Chemia tak czy nie? Test genetyczny robi różnicę

Larissa Melville ukończyła staż w redakcji . Po ukończeniu biologii na Uniwersytecie Ludwiga Maximiliana i Politechnice w Monachium najpierw poznała media cyfrowe w sieci Focus, a następnie postanowiła uczyć się dziennikarstwa medycznego od podstaw.

Więcej o ekspertach Wszystkie treści są sprawdzane przez dziennikarzy medycznych.

Wymioty, wypadanie włosów, uszkodzenie narządów – chemioterapia ma wiele skutków ubocznych. Powód: większość cytostatyków nie potrafi odróżnić zdrowych komórek od komórek nowotworowych. Dla wielu pacjentów z rakiem chemioterapia jest ostatecznością - ale oczywiście nie jest konieczna dla wszystkich dotkniętych chorobą: pacjentki z rakiem piersi o specjalnej budowie genetycznej mogłyby się bez niej obejść.

Kogo należy do tej grupy można określić za pomocą tzw. testu genetycznego Oncotype DX: analizuje on w sumie 21 genów – 16 genów nowotworowych i pięć genów kontrolnych w tkance nowotworowej. Wynik od zera do 100 jest obliczany na podstawie wyniku. Obowiązuje zasada: im wyższy wynik, tym większe prawdopodobieństwo nawrotu i tym mniej pacjent odniósłby korzyść z chemioterapii.

Górna granica dziesięć punktów

Jak dotąd jednak brakowało wiarygodnych danych badawczych, które potwierdzałyby moc predykcyjną testu. Joseph Spanao z Albert Einstein College of Medicine w Nowym Jorku wraz z kolegami zbadał skuteczność tej procedury u ponad 10 000 pacjentów z rakiem piersi w wieku od 18 do 75 lat. Wszyscy uczestnicy mieli raka piersi z dodatnim receptorem hormonalnym i HER2-ujemnym. Ponadto u żadnego z pacjentów guz nie rozprzestrzenił się na węzły chłonne pod pachami.

Żaden z uczestników z maksymalnie dziesięcioma punktami w teście Oncotype DX nie otrzymał chemioterapii – dotyczyło to 16%. W trakcie leczenia otrzymywali jedynie terapię antyhormonalną – głównie inhibitorami aromatazy, które blokują syntezę estrogenów.
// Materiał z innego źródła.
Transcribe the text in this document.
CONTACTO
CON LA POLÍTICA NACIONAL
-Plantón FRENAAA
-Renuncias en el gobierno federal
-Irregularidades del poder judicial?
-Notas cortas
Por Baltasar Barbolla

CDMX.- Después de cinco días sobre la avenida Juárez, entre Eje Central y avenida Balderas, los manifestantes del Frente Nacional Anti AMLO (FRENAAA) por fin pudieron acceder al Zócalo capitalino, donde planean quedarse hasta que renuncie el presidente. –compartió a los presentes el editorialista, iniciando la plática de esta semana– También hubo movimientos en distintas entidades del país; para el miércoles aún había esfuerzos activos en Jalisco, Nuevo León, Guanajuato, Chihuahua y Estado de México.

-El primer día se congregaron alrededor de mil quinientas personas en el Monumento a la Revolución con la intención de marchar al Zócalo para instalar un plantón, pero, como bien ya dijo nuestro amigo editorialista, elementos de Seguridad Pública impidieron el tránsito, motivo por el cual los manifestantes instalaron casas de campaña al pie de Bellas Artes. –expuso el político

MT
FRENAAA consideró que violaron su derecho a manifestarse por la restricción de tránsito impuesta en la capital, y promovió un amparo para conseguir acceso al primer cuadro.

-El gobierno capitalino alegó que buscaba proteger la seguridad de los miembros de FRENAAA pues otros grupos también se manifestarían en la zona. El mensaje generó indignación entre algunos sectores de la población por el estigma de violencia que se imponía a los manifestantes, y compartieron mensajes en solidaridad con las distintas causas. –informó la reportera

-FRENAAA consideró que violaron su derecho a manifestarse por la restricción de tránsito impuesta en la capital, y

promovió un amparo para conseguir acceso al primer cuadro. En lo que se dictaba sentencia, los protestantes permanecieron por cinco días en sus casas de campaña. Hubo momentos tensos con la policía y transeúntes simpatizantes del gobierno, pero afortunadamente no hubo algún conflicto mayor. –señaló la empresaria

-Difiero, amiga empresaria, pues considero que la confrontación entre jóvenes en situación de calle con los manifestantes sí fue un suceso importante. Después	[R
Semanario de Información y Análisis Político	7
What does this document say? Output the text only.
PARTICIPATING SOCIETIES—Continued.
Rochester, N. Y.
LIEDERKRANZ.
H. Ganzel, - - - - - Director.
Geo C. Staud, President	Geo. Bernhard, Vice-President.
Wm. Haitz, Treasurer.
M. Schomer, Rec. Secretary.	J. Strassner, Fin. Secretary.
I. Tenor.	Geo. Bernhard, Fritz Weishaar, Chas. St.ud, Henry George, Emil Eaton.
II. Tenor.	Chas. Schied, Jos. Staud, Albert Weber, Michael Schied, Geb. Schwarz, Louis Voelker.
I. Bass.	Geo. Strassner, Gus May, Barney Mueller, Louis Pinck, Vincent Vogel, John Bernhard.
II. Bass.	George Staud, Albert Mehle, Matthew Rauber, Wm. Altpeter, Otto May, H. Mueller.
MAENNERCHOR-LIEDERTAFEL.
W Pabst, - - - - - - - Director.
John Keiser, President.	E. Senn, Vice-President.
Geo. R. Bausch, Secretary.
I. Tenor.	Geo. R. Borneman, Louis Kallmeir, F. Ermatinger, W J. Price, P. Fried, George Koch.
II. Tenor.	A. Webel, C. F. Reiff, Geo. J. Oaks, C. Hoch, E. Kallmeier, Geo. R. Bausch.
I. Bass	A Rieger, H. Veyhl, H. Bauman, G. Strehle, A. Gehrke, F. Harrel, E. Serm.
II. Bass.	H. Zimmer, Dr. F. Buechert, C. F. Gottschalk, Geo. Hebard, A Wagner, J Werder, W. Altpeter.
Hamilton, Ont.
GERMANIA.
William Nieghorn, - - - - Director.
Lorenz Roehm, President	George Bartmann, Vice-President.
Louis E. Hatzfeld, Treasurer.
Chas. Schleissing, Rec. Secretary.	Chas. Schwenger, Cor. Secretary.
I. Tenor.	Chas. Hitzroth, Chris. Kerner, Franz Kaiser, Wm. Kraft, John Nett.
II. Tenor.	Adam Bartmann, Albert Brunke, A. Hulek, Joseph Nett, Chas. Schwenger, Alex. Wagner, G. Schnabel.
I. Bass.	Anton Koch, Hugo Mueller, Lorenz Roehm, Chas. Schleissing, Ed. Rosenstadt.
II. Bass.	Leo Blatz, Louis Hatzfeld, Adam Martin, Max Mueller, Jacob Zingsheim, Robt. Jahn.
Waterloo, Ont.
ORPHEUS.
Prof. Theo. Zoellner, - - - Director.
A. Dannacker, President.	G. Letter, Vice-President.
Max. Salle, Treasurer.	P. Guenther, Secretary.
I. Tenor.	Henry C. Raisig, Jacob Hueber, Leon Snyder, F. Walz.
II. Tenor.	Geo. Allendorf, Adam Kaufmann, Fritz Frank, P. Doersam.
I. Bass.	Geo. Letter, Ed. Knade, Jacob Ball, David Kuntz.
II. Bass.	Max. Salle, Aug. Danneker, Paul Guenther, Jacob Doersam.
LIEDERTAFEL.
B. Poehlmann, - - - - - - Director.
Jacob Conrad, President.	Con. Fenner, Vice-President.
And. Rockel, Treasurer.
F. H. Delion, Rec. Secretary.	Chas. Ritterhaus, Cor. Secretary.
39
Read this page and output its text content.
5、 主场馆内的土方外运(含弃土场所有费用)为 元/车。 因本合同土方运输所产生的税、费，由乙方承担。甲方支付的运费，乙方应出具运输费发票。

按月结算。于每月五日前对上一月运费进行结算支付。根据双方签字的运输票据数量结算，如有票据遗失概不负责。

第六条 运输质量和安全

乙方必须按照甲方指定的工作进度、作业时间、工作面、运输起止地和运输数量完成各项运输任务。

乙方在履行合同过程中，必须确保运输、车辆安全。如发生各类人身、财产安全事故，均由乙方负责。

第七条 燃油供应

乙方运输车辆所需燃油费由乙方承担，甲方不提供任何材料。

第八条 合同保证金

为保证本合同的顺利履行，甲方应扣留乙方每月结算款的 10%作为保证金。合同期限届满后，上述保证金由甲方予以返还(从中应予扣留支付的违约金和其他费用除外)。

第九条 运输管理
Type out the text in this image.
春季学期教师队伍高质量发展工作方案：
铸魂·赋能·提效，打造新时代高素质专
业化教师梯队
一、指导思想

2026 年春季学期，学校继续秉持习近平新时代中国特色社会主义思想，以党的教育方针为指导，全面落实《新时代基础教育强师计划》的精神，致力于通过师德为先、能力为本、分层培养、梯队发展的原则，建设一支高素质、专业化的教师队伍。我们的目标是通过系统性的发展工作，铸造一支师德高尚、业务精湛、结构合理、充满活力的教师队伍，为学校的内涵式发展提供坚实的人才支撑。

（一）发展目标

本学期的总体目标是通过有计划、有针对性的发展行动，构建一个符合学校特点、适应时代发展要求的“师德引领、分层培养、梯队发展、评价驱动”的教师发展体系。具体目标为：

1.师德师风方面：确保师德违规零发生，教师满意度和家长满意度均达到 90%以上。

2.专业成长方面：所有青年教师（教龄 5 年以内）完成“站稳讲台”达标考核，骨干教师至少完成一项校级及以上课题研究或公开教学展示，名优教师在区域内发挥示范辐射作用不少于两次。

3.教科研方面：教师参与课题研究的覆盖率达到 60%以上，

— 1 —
Alternatywnie podawano tamoksyfen, który zapobiega wiązaniu estrogenu z receptorami komórek nowotworowych.

Niski wskaźnik nawrotów

Wynik: po pięciu latach nadal żyło 98 procent pacjentów z wartością Oncotype DX nie większą niż dziesięć. Ponadto 93,8% nie utworzyło żadnych nowych guzów uszkadzających sąsiednią tkankę, a całemu 99,3% oszczędzono odległych przerzutów.

„Kobiety z rakiem piersi z dodatnim receptorem hormonalnym, HER2-ujemnym, który nie rozprzestrzenił się jeszcze na węzły chłonne pod pachami i które mają korzystny profil ekspresji genów, mają bardzo niski odsetek nawrotów, gdy stosują tylko terapię antyhormonalną z inhibitorami aromatazy lub tamoksyfenem” podsumowują naukowcy.

Zatrzymaj namnażanie się komórek nowotworowych

Chemioterapia to leczenie nowotworów złośliwych za pomocą tzw. cytostatyków. Leki te interweniują w cykl wzrostu komórek rakowych, a tym samym hamują wzrost guza. Ponieważ komórki nowotworowe dzielą się bardzo szybko, są szczególnie podatne na działanie leków cytotoksycznych. Ale jest pewien problem: w organizmie są też zdrowe typy komórek, które szybko się namnażają – na przykład te w błonie śluzowej lub te w szpiku kostnym krwiotwórczym. Rezultatem są liczne skutki uboczne.

Źródła:

Sparano J.A. et al.: Prospektywna walidacja 21-genowego testu ekspresji w raku piersi. New England Journal of Medicine. DOI: 10.1056 / NEJMoa1510764

Niemieckie Towarzystwo Onkologiczne, www.krebsgesellschaft.de, dostęp 12 listopada 2015 r.